This invention relates to a method for monitoring the shape of the processed surfaces of semiconductor devices, and an equipment with a monitor for manufacturing such semiconductor devices.
In a process equipment for changing the shape of a processed surface, using chemical vapor deposition (CVD) and chemical mechanical polishing (CMP), etc., the condition of a processed surface, for example, the thickness of a thin film formed on the surface, is measured after the shape changing process.
FIG. 1 is a block diagram showing the structure of a measuring apparatus as the background art of the present invention.
As is shown in FIG. 1, a light source 101 emits incoherent light. The emitted light strikes upon a measurement point of the processed surface of a wafer 100 via a half mirror 102 and a lens 103. Then, the light reflects therefrom and enters a spectroscope 104 via the lens 103 and the half mirror 102. The spectroscope 104 divides the reflected light and emits light beams of different wavelengths to the pixels of a linear image sensor (one-dimensional CCD) 105. The linear image sensor 105 outputs, to a data processor 106, data on the intensities of the light beams of the pixels, i.e. the intensity of a light beam of each wavelength. The data processor 106 calculates the thickness of the wafer at the measurement point from the light intensity of each pixel. Thus, the thickness of the thin film formed on the processed surface can be measured.

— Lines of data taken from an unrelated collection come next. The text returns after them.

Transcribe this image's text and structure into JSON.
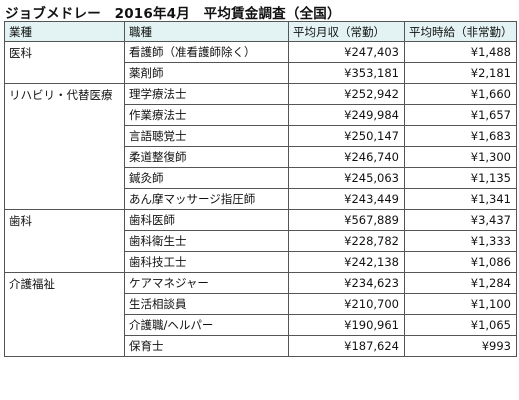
{
  "title": "ジョブメドレー　2016年4月　平均賃金調査（全国）",
  "headers": [
    "業種",
    "職種",
    "平均月収（常勤）",
    "平均時給（非常勤）"
  ],
  "groups": [
    {
      "industry": "医科",
      "rows": [
        {
          "job": "看護師（准看護師除く）",
          "monthly": "¥247,403",
          "hourly": "¥1,488"
        },
        {
          "job": "薬剤師",
          "monthly": "¥353,181",
          "hourly": "¥2,181"
        }
      ]
    },
    {
      "industry": "リハビリ・代替医療",
      "rows": [
        {
          "job": "理学療法士",
          "monthly": "¥252,942",
          "hourly": "¥1,660"
        },
        {
          "job": "作業療法士",
          "monthly": "¥249,984",
          "hourly": "¥1,657"
        },
        {
          "job": "言語聴覚士",
          "monthly": "¥250,147",
          "hourly": "¥1,683"
        },
        {
          "job": "柔道整復師",
          "monthly": "¥246,740",
          "hourly": "¥1,300"
        },
        {
          "job": "鍼灸師",
          "monthly": "¥245,063",
          "hourly": "¥1,135"
        },
        {
          "job": "あん摩マッサージ指圧師",
          "monthly": "¥243,449",
          "hourly": "¥1,341"
        }
      ]
    },
    {
      "industry": "歯科",
      "rows": [
        {
          "job": "歯科医師",
          "monthly": "¥567,889",
          "hourly": "¥3,437"
        },
        {
          "job": "歯科衛生士",
          "monthly": "¥228,782",
          "hourly": "¥1,333"
        },
        {
          "job": "歯科技工士",
          "monthly": "¥242,138",
          "hourly": "¥1,086"
        }
      ]
    },
    {
      "industry": "介護福祉",
      "rows": [
        {
          "job": "ケアマネジャー",
          "monthly": "¥234,623",
          "hourly": "¥1,284"
        },
        {
          "job": "生活相談員",
          "monthly": "¥210,700",
          "hourly": "¥1,100"
        },
        {
          "job": "介護職/ヘルパー",
          "monthly": "¥190,961",
          "hourly": "¥1,065"
        },
        {
          "job": "保育士",
          "monthly": "¥187,624",
          "hourly": "¥993"
        }
      ]
    }
  ]
}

However, when silicon dioxide is deposited on the to-be-processed surface of a wafer, which has a step, using, for example, a plasma-assisted CVD (P-CVD) tool, the resultant silicon dioxide film on the wafer has an uneven thickness. This is because a microscopic loading effect has occurred. This kind of thickness unevenness cannot be detected from the measurement of the thickness of only one portion of the wafer. Accordingly, even when the thickness of the measurement point is detected, it is difficult to feed the measurement result, as useful process control information, back to the actual process. The same can be said of any other film forming methods, as well as the P-CVD method.
A similar disadvantage to the above may also occur when the to-be-processed surface is etched or polished. For example, in reactive ion etching (RIE), trenching may occur, where a formed trench does not have a uniform depth. In CMP, dishing may occur, where the polished surface of the wafer is not uniformly flat.

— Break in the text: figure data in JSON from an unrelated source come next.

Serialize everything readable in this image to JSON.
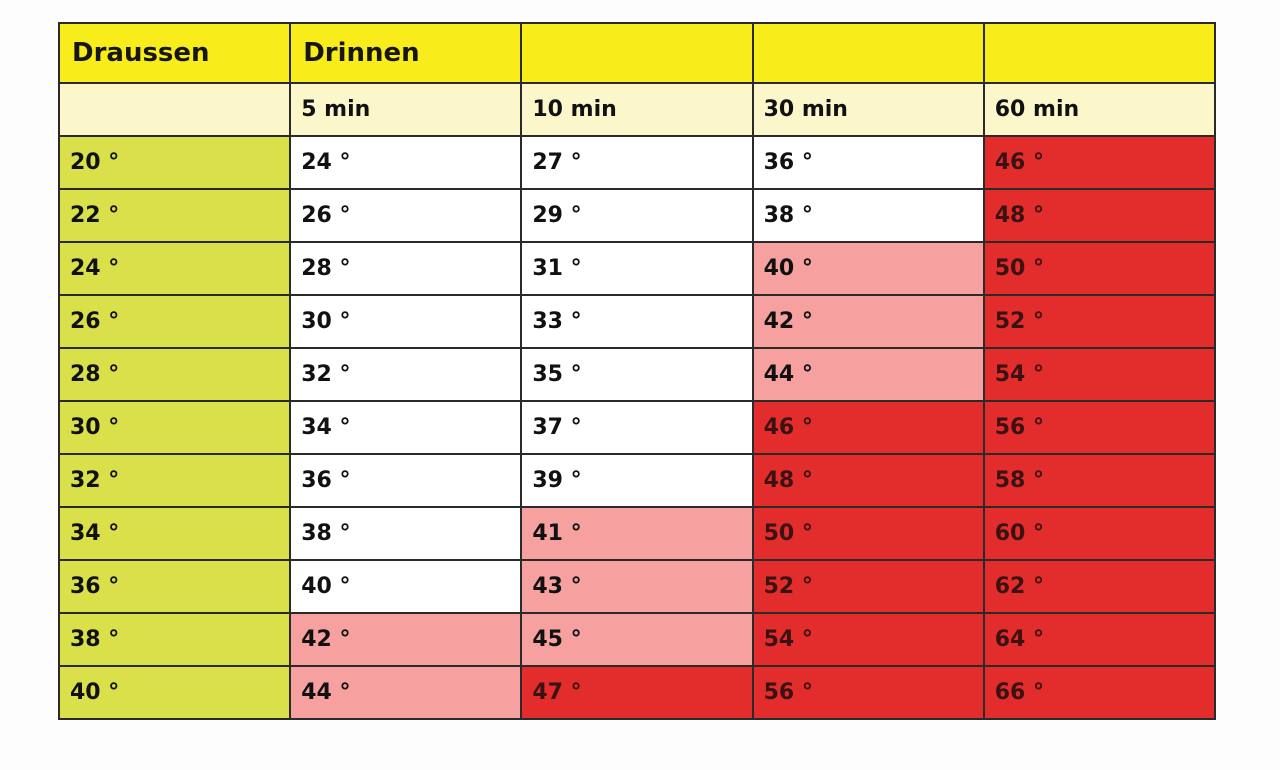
{
  "header": {
    "outside_label": "Draussen",
    "inside_label": "Drinnen"
  },
  "time_columns": [
    "5 min",
    "10 min",
    "30 min",
    "60 min"
  ],
  "rows": [
    {
      "outside": "20 °",
      "values": [
        "24 °",
        "27 °",
        "36 °",
        "46 °"
      ],
      "levels": [
        "normal",
        "normal",
        "normal",
        "danger"
      ]
    },
    {
      "outside": "22 °",
      "values": [
        "26 °",
        "29 °",
        "38 °",
        "48 °"
      ],
      "levels": [
        "normal",
        "normal",
        "normal",
        "danger"
      ]
    },
    {
      "outside": "24 °",
      "values": [
        "28 °",
        "31 °",
        "40 °",
        "50 °"
      ],
      "levels": [
        "normal",
        "normal",
        "warning",
        "danger"
      ]
    },
    {
      "outside": "26 °",
      "values": [
        "30 °",
        "33 °",
        "42 °",
        "52 °"
      ],
      "levels": [
        "normal",
        "normal",
        "warning",
        "danger"
      ]
    },
    {
      "outside": "28 °",
      "values": [
        "32 °",
        "35 °",
        "44 °",
        "54 °"
      ],
      "levels": [
        "normal",
        "normal",
        "warning",
        "danger"
      ]
    },
    {
      "outside": "30 °",
      "values": [
        "34 °",
        "37 °",
        "46 °",
        "56 °"
      ],
      "levels": [
        "normal",
        "normal",
        "danger",
        "danger"
      ]
    },
    {
      "outside": "32 °",
      "values": [
        "36 °",
        "39 °",
        "48 °",
        "58 °"
      ],
      "levels": [
        "normal",
        "normal",
        "danger",
        "danger"
      ]
    },
    {
      "outside": "34 °",
      "values": [
        "38 °",
        "41 °",
        "50 °",
        "60 °"
      ],
      "levels": [
        "normal",
        "warning",
        "danger",
        "danger"
      ]
    },
    {
      "outside": "36 °",
      "values": [
        "40 °",
        "43 °",
        "52 °",
        "62 °"
      ],
      "levels": [
        "normal",
        "warning",
        "danger",
        "danger"
      ]
    },
    {
      "outside": "38 °",
      "values": [
        "42 °",
        "45 °",
        "54 °",
        "64 °"
      ],
      "levels": [
        "warning",
        "warning",
        "danger",
        "danger"
      ]
    },
    {
      "outside": "40 °",
      "values": [
        "44 °",
        "47 °",
        "56 °",
        "66 °"
      ],
      "levels": [
        "warning",
        "danger",
        "danger",
        "danger"
      ]
    }
  ],
  "colors": {
    "header_yellow": "#f8ec1b",
    "subheader_cream": "#fbf7cb",
    "outside_column_lime": "#d9e04a",
    "normal_white": "#ffffff",
    "warning_pink": "#f6a0a0",
    "danger_red": "#e32c2c"
  }
}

Moreover, if in the case of a damascene process using CMP, a convex portion has an uneven surface, so-called xe2x80x9cmetal residuexe2x80x9d occurs where a metal wiring material remains on a lower surface of the convex portion, thereby short-circuiting adjacent wires. To detect the xe2x80x9cmetal residuexe2x80x9d, inspection must be performed using an expensive low-throughput defect-inspecting device, or by the operator looking through an optical microscope. It is impossible during the inspection to subject the wafer to the next process, and hence a longer time and a greater manufacturing cost are required for the entire process.
An equipment for manufacturing semiconductor devices according to a first aspect of the present invention comprises: a processing tool which processes a to-be-processed surface of a semiconductor workpiece to a target shape; a monitor which three-dimensionally monitors a shape of a processed surface of the semiconductor workpiece while the semiconductor workpiece is set in the processing tool; and a controller which controls the processing tool in a feedback manner on the basis of the shape of the processed surface monitored by the monitor. The monitor includes: a light source radiating the processed surface with incoherent light; a spectroscope which divides light reflected from the processed surface, into a plurality of light beams of different wavelengths; an area image sensor which acquires a two-dimensional image from each of the divided light beams of different wavelengths; and a data processing tool which three-dimensionally analyzes the shape of the processed surface, and transmits information on analysis results to the controller.
An equipment for manufacturing semiconductor devices according to a second aspect of the present invention comprises: An equipment for manufacturing semiconductor devices, comprising: a processing tool which processes a to-be-processed surface of a semiconductor workpiece to a target shape; a monitor which three-dimensionally monitors a shape of a processed surface of the semiconductor workpiece while the semiconductor workpiece is set in the processing tool; and a controller which controls the processing tool in a feedback manner on the basis of the shape of the processed surface monitored by the monitor, wherein if the shape of the processed surface deviates from the target shape, the controller adjusts process conditions of the processing tool so that the target shape can be obtained.
An equipment for manufacturing semiconductor devices according to a third aspect of the present invention comprises: a processing tool which processes a to-be-processed surface of a semiconductor workpiece to a target shape; a monitor which three-dimensionally monitors a shape of a processed surface of the semiconductor workpiece while the semiconductor workpiece is set in the processing tool; and a controller which controls the processing tool in a feedback manner on the basis of the shape of the processed surface monitored by the monitor, wherein if the shape of the processed surface does not reach the target shape, the controller controls the processing tool to re-process the processed surface.